Francisco agrees. “People seem to be having more and more fun with alcohol,” he said. “They’re going for flavor and premium liquors. They might only have one or two drinks, but they’ll get them made with the best of everything.”

New summer cocktails at Worcester Restaurant Group’s three hotspots incorporate traditional flavors with some of these hot trends, said Francisco ~ muddled oranges, white cranberry juice, sparkling wine, lemon sherbet and Limoncello liqueur.

The quintessential summer drink ~ the margarita ~ is enjoying a boon thanks to a skyrocketing interest in tequila. And few in Central Massachusetts know this surge better than South Side Grill and Margarita Factory in Gardner.

“Tequila is just monstrous right now,” said Jim Darcangelo, South Side’s bar and restaurant manager. “It’s been the fastest-growing spirit over the past seven years.”

Enthusiasts have a staggering (no pun intended) list of tequilas to choose from ~ South Side carries 71 different kinds of the notorious Mexican spirit. Darcangelo says the three most popular brands there are Sauza, Patron and Cabo Wabo, though he singles out El Tesoro Reposado as a personal favorite.

The Margarita Factory whips up a 50-gallon tank of house margarita mix every few weeks, but people also love real fruit purees like peach, mango and strawberry in their flavored ‘ritas, said Darcangelo. One bestseller, the Blackjack Margarita, blends Sauza, Chambord and sour mix, he added.

Tequila isn’t the only booze being whipped up in a blender. At the Flying Rhino in Worcester, patrons are loving the frozen Muddy Rhino (Bailey’s, Kahlua, crushed Oreo cookies and cream) and the Green Parrot with coconut rum and Midori, said Lynn Caron, a manager and bartender at the popular Shrewsbury Street hangout.

Now that you know what’s flowing for summer brews, fine wines and cocktails at Worcester’s establishments, it’s time to get your drink on. And we don’t have to remind you to always do it responsibly.

DRINKS NOT TO MISS

Via Italian Table: Two new cocktails incorporating herbs: a pear cilantro margarita and a strawberry basil vodka martini. No, the kitchen staff didn’t drop the green things in your drink by accident ~ these were concocted in the Italian tradition. “They sound bizarre, but wow, are they good,” said Aaron Francisco of 111 Chop House.

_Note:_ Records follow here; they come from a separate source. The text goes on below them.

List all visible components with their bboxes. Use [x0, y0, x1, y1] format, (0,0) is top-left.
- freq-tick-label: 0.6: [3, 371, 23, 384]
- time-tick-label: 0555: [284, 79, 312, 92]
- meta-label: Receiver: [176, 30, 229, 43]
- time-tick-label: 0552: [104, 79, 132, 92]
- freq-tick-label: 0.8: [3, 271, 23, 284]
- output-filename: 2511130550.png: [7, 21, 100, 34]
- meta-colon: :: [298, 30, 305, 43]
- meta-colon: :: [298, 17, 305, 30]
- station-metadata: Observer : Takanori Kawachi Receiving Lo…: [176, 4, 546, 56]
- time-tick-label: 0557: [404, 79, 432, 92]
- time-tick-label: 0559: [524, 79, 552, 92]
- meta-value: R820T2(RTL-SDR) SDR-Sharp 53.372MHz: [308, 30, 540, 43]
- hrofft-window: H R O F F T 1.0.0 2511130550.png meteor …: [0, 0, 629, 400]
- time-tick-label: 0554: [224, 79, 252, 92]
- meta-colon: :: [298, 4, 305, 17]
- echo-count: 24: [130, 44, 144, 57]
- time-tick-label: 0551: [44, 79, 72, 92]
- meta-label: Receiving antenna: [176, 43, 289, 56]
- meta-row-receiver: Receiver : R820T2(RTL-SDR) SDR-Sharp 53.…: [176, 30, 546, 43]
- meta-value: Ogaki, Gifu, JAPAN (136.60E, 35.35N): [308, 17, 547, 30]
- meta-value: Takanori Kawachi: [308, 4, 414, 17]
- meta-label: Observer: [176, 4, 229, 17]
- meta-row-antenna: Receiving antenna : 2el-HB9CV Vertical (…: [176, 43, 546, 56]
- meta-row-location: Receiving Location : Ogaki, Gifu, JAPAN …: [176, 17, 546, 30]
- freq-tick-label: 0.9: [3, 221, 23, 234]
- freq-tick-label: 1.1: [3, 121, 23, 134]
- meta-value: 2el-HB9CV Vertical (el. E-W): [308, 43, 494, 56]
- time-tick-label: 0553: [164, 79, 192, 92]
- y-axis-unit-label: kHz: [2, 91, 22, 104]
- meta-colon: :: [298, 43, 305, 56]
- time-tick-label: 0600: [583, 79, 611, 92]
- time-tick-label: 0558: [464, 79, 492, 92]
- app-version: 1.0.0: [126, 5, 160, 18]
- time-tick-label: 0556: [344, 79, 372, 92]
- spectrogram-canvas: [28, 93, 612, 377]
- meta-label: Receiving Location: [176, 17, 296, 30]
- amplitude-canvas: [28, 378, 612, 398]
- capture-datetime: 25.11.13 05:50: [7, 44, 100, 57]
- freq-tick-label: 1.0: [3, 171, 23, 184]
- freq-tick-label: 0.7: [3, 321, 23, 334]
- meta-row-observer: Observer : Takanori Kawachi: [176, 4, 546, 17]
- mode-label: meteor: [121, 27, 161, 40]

Flying Rhino: The Safari Sangria, a mix of Shiraz, Stoli Raz, Bacardi Limon, Peachtree, sour mix and Sprite. The drink is huge “all of a sudden,” said manager and bartender Lynn Caron.

South Side Grille and Margarita Factory: This one’s not for the squeamish, but if you’re looking for street cred, you can join the Worm Eaters’ Club. A twenty gets you a shot of Mezcal equipped with a worm. If you shoot it successfully, you’ll be immortalized on the restaurant’s wall. “I’ve actually seen tons of people do this,” said bar manager Jim Darcangelo.